Archive for the ‘Jazz’ Category

Kopfarbeit, die gute

Juni 11, 2018

Das war eine bunte Woche mit zwei tollen Workshops an der Dresdner Hochschule, einem intensivem Breakbeat Hörnachmittag mit Jazzanovas Stefan Leisering und zwei Konzerten, die jeweils die ein oder andere Kopfarbeit erforderten.
Von improvisierter Momentmusik bis zum Stadion-Fill-In…
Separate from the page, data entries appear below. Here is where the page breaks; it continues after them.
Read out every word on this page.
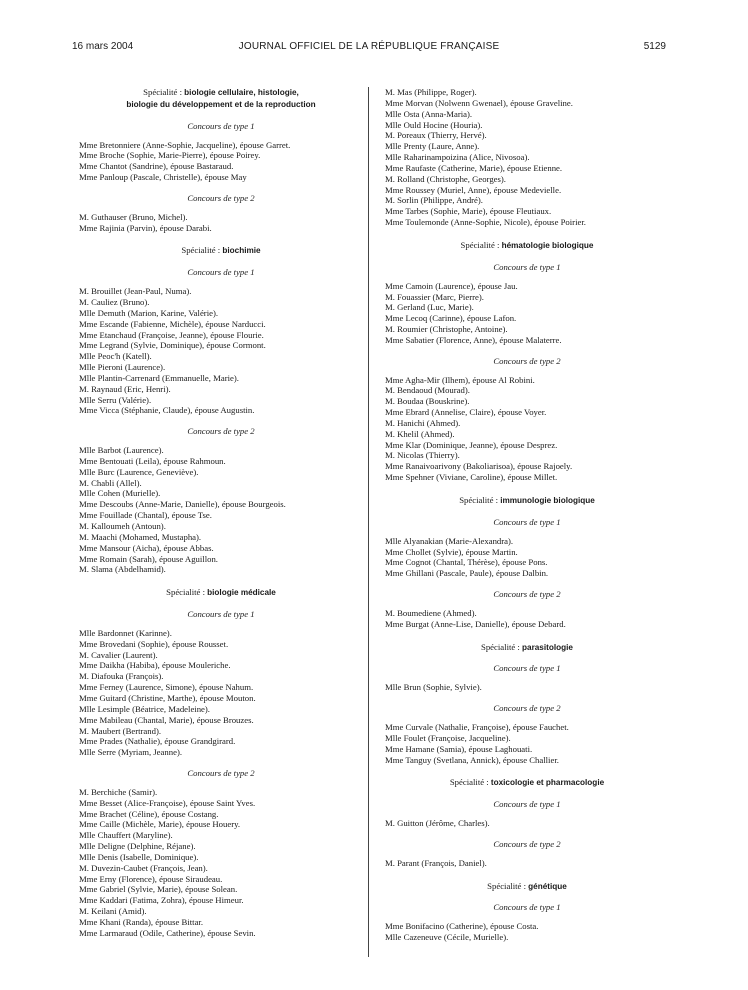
16 mars 2004	JOURNAL OFFICIEL DE LA RÉPUBLIQUE FRANÇAISE	5129
Spécialité : biologie cellulaire, histologie,
biologie du développement et de la reproduction

Concours de type 1

Mme Bretonniere (Anne-Sophie, Jacqueline), épouse Garret.

Mme Broche (Sophie, Marie-Pierre), épouse Poirey.

Mme Chantot (Sandrine), épouse Bastaraud.

Mme Panloup (Pascale, Christelle), épouse May

Concours de type 2

M. Guthauser (Bruno, Michel).

Mme Rajinia (Parvin), épouse Darabi.

Spécialité : biochimie

Concours de type 1

M. Brouillet (Jean-Paul, Numa).

M. Cauliez (Bruno).

Mlle Demuth (Marion, Karine, Valérie).

Mme Escande (Fabienne, Michèle), épouse Narducci.

Mme Etanchaud (Françoise, Jeanne), épouse Flourie.

Mme Legrand (Sylvie, Dominique), épouse Cormont.

Mlle Peoc'h (Katell).

Mlle Pieroni (Laurence).

Mlle Plantin-Carrenard (Emmanuelle, Marie).

M. Raynaud (Eric, Henri).

Mlle Serru (Valérie).

Mme Vicca (Stéphanie, Claude), épouse Augustin.

Concours de type 2

Mlle Barbot (Laurence).

Mme Bentouati (Leila), épouse Rahmoun.

Mlle Burc (Laurence, Geneviève).

M. Chabli (Allel).

Mlle Cohen (Murielle).

Mme Descoubs (Anne-Marie, Danielle), épouse Bourgeois.

Mme Fouillade (Chantal), épouse Tse.

M. Kalloumeh (Antoun).

M. Maachi (Mohamed, Mustapha).

Mme Mansour (Aicha), épouse Abbas.

Mme Romain (Sarah), épouse Aguillon.

M. Slama (Abdelhamid).

Spécialité : biologie médicale

Concours de type 1

Mlle Bardonnet (Karinne).

Mme Brovedani (Sophie), épouse Rousset.

M. Cavalier (Laurent).

Mme Daikha (Habiba), épouse Mouleriche.

M. Diafouka (François).

Mme Ferney (Laurence, Simone), épouse Nahum.

Mme Guitard (Christine, Marthe), épouse Mouton.

Mlle Lesimple (Béatrice, Madeleine).

Mme Mabileau (Chantal, Marie), épouse Brouzes.

M. Maubert (Bertrand).

Mme Prades (Nathalie), épouse Grandgirard.

Mlle Serre (Myriam, Jeanne).

Concours de type 2

M. Berchiche (Samir).

Mme Besset (Alice-Françoise), épouse Saint Yves.

Mme Brachet (Céline), épouse Costang.

Mme Caille (Michèle, Marie), épouse Houery.

Mlle Chauffert (Maryline).

Mlle Deligne (Delphine, Réjane).

Mlle Denis (Isabelle, Dominique).

M. Duvezin-Caubet (François, Jean).

Mme Erny (Florence), épouse Siraudeau.

Mme Gabriel (Sylvie, Marie), épouse Solean.

Mme Kaddari (Fatima, Zohra), épouse Himeur.

M. Keilani (Amid).

Mme Khani (Randa), épouse Bittar.

Mme Larmaraud (Odile, Catherine), épouse Sevin.

M. Mas (Philippe, Roger).

Mme Morvan (Nolwenn Gwenael), épouse Graveline.

Mlle Osta (Anna-Maria).

Mlle Ould Hocine (Houria).

M. Poreaux (Thierry, Hervé).

Mlle Prenty (Laure, Anne).

Mlle Raharinampoizina (Alice, Nivosoa).

Mme Raufaste (Catherine, Marie), épouse Etienne.

M. Rolland (Christophe, Georges).

Mme Roussey (Muriel, Anne), épouse Medevielle.

M. Sorlin (Philippe, André).

Mme Tarbes (Sophie, Marie), épouse Fleutiaux.

Mme Toulemonde (Anne-Sophie, Nicole), épouse Poirier.

Spécialité : hématologie biologique

Concours de type 1

Mme Camoin (Laurence), épouse Jau.

M. Fouassier (Marc, Pierre).

M. Gerland (Luc, Marie).

Mme Lecoq (Carinne), épouse Lafon.

M. Roumier (Christophe, Antoine).

Mme Sabatier (Florence, Anne), épouse Malaterre.

Concours de type 2

Mme Agha-Mir (Ilhem), épouse Al Robini.

M. Bendaoud (Mourad).

M. Boudaa (Bouskrine).

Mme Ebrard (Annelise, Claire), épouse Voyer.

M. Hanichi (Ahmed).

M. Khelil (Ahmed).

Mme Klar (Dominique, Jeanne), épouse Desprez.

M. Nicolas (Thierry).

Mme Ranaivoarivony (Bakoliarisoa), épouse Rajoely.

Mme Spehner (Viviane, Caroline), épouse Millet.

Spécialité : immunologie biologique

Concours de type 1

Mlle Alyanakian (Marie-Alexandra).

Mme Chollet (Sylvie), épouse Martin.

Mme Cognot (Chantal, Thérèse), épouse Pons.

Mme Ghillani (Pascale, Paule), épouse Dalbin.

Concours de type 2

M. Boumediene (Ahmed).

Mme Burgat (Anne-Lise, Danielle), épouse Debard.

Spécialité : parasitologie

Concours de type 1

Mlle Brun (Sophie, Sylvie).

Concours de type 2

Mme Curvale (Nathalie, Françoise), épouse Fauchet.

Mlle Foulet (Françoise, Jacqueline).

Mme Hamane (Samia), épouse Laghouati.

Mme Tanguy (Svetlana, Annick), épouse Challier.

Spécialité : toxicologie et pharmacologie

Concours de type 1

M. Guitton (Jérôme, Charles).

Concours de type 2

M. Parant (François, Daniel).

Spécialité : génétique

Concours de type 1

Mme Bonifacino (Catherine), épouse Costa.

Mlle Cazeneuve (Cécile, Murielle).
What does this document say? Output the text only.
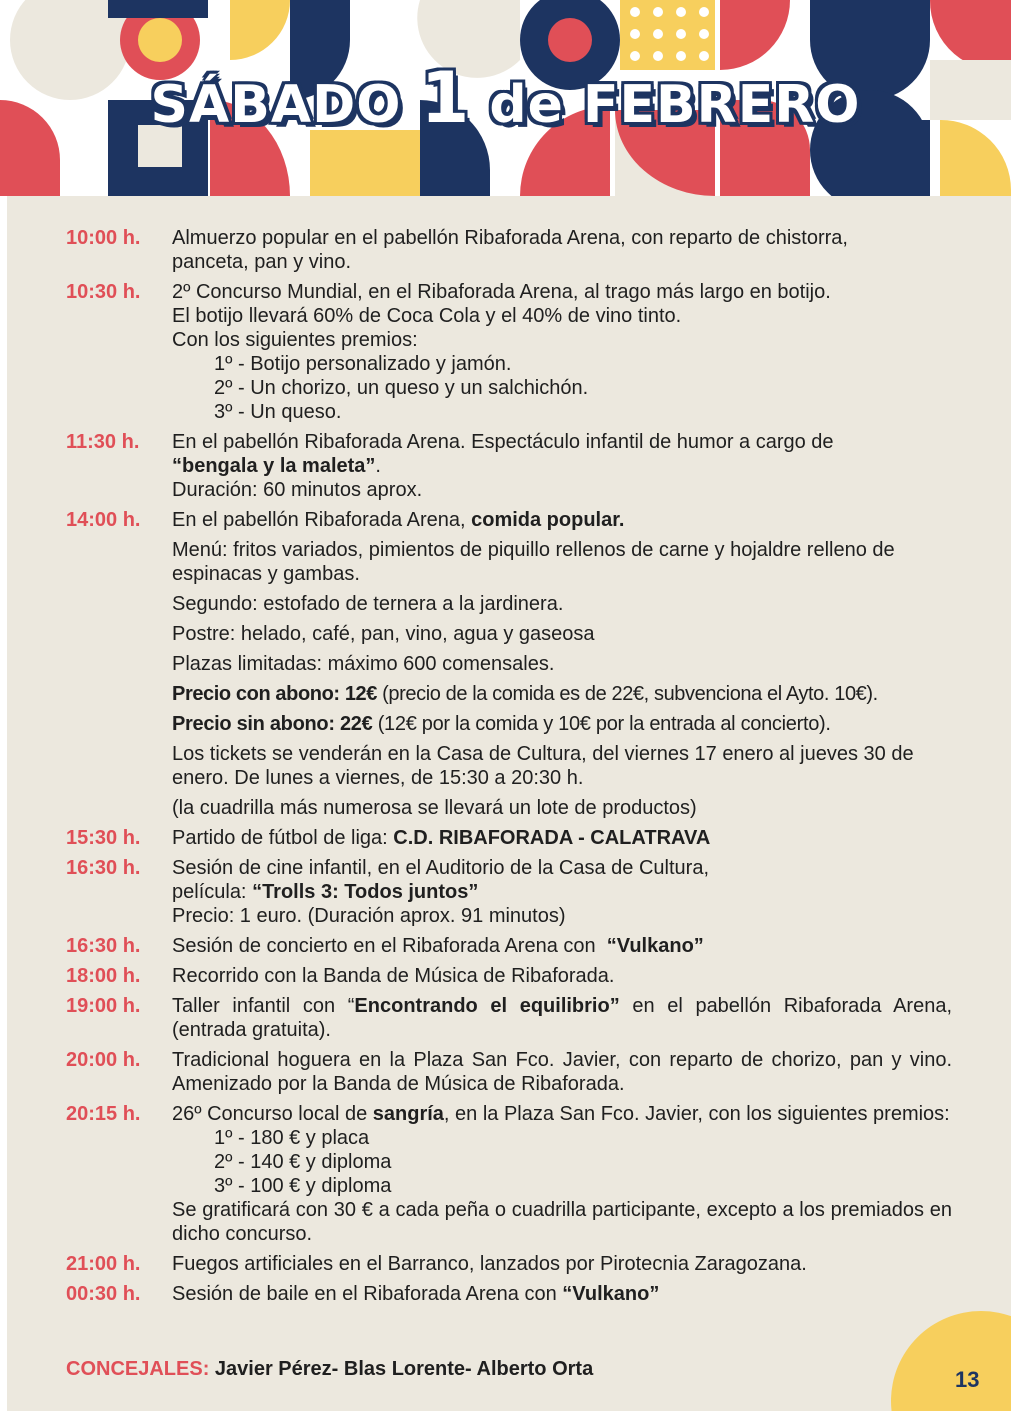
SÁBADO 1 de FEBRERO
10:00 h.	Almuerzo popular en el pabellón Ribaforada Arena, con reparto de chistorra,
panceta, pan y vino.
10:30 h.	2º Concurso Mundial, en el Ribaforada Arena, al trago más largo en botijo.
El botijo llevará 60% de Coca Cola y el 40% de vino tinto.
Con los siguientes premios:
1º - Botijo personalizado y jamón.
2º - Un chorizo, un queso y un salchichón.
3º - Un queso.
11:30 h.	En el pabellón Ribaforada Arena. Espectáculo infantil de humor a cargo de
“bengala y la maleta”.
Duración: 60 minutos aprox.
14:00 h.	En el pabellón Ribaforada Arena, comida popular.
Menú: fritos variados, pimientos de piquillo rellenos de carne y hojaldre relleno de espinacas y gambas.
Segundo: estofado de ternera a la jardinera.
Postre: helado, café, pan, vino, agua y gaseosa
Plazas limitadas: máximo 600 comensales.
Precio con abono: 12€ (precio de la comida es de 22€, subvenciona el Ayto. 10€).
Precio sin abono: 22€ (12€ por la comida y 10€ por la entrada al concierto).
Los tickets se venderán en la Casa de Cultura, del viernes 17 enero al jueves 30 de enero. De lunes a viernes, de 15:30 a 20:30 h.
(la cuadrilla más numerosa se llevará un lote de productos)
15:30 h.	Partido de fútbol de liga: C.D. RIBAFORADA - CALATRAVA
16:30 h.	Sesión de cine infantil, en el Auditorio de la Casa de Cultura,
película: “Trolls 3: Todos juntos”
Precio: 1 euro. (Duración aprox. 91 minutos)
16:30 h.	Sesión de concierto en el Ribaforada Arena con  “Vulkano”
18:00 h.	Recorrido con la Banda de Música de Ribaforada.
19:00 h.	Taller infantil con “Encontrando el equilibrio” en el pabellón Ribaforada Arena, (entrada gratuita).
20:00 h.	Tradicional hoguera en la Plaza San Fco. Javier, con reparto de chorizo, pan y vino.   Amenizado por la Banda de Música de Ribaforada.
20:15 h.	26º Concurso local de sangría, en la Plaza San Fco. Javier, con los siguientes premios:
1º - 180 € y placa
2º - 140 € y diploma
3º - 100 € y diploma
Se gratificará con 30 € a cada peña o cuadrilla participante, excepto a los premiados en dicho concurso.
21:00 h.	Fuegos artificiales en el Barranco, lanzados por Pirotecnia Zaragozana.
00:30 h.	Sesión de baile en el Ribaforada Arena con “Vulkano”
CONCEJALES: Javier Pérez- Blas Lorente- Alberto Orta	13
Die Idee war prächtig, die Voraussetzungen optimal, nämlich abends nach dem ersten Workshoptag mit Sebastian Merk ins Blue Note zu fahren, um dort ein elektronisch bereichertes Double Drums Set zu improvisieren. Leider hat das Herzstück meiner Elektronikwelt (der Keith McMillen K-Mix) ein massives Problem mit Phantomspeisung. Sprich, wenn er mit einem Pult verbunden ist, dass die 48 Volt liefert, entsteht starkes Rauschen bis hinzu groben Verzerrungen. Und leider kamen vom Club-Mischer immer wieder mal folgenreiche Stromimpulse, so dass ich fünf Minuten vor Beginn kurzerhand allen Computer-Kram wieder abbaute, jegliche Konzepte über Board warf und nur mein Echogerät auf altbewärte Weise im Akustikset verankerte. Jammerschade, dass all die angedachten Optionen nicht verfügbar sein sollten, auch die extra mitgeschleifte 303 sollte stumm bleiben 😦
Darüberhinaus war ich mittlerweile seit 15 Stunden im Einsatz, hatte kaum was gegessen und die Barfrau wünschte unmissverständlich den Konzertbeginn herbei.
Mitten durch diese schwarze Wolke schlechter Laune streckte mir dann auch noch eine jener Autogrammjägerinnen (Kategorie: es geht nur um die Unterschrift, ohne jegliches Interesse an der Person, geschweige denn an der Musik) auch noch mehrere Bildabzüge und einen Edding hin. Für Viola mit Vogel-V, für Barbara…

noun_1399850_cc   (angry by Alfonso López-Sanz from the Noun Project)

Es musste ein mentaler Kunstgriff her – dringendst – um die Situation zu drehen und nicht in der Sackgasse stecken zu bleiben.
Die Lösung bestand darin, kurz noch die Zähne zu putzen und das Shirt zu wechseln. Somit konnte ein „frischer“ Oli die Bühne betreten und der Abend wurde tatsächlich spannend & schön! Erstaunlich.
Nichtzuletzt wegen der tollen Céline Rudolph, die extrem spontan (angefragt auf dem Weg zur Bühne) ein paar Tracks mitgejammt und bereichert hat! Und wegen Merkurs immenser Musikalität und Übersicht über seinen Spielplatz aus Boss-Looper, diversen Synths, Gitarre, Federhall-Amp, Dada-Maschinen und Schlagzeug.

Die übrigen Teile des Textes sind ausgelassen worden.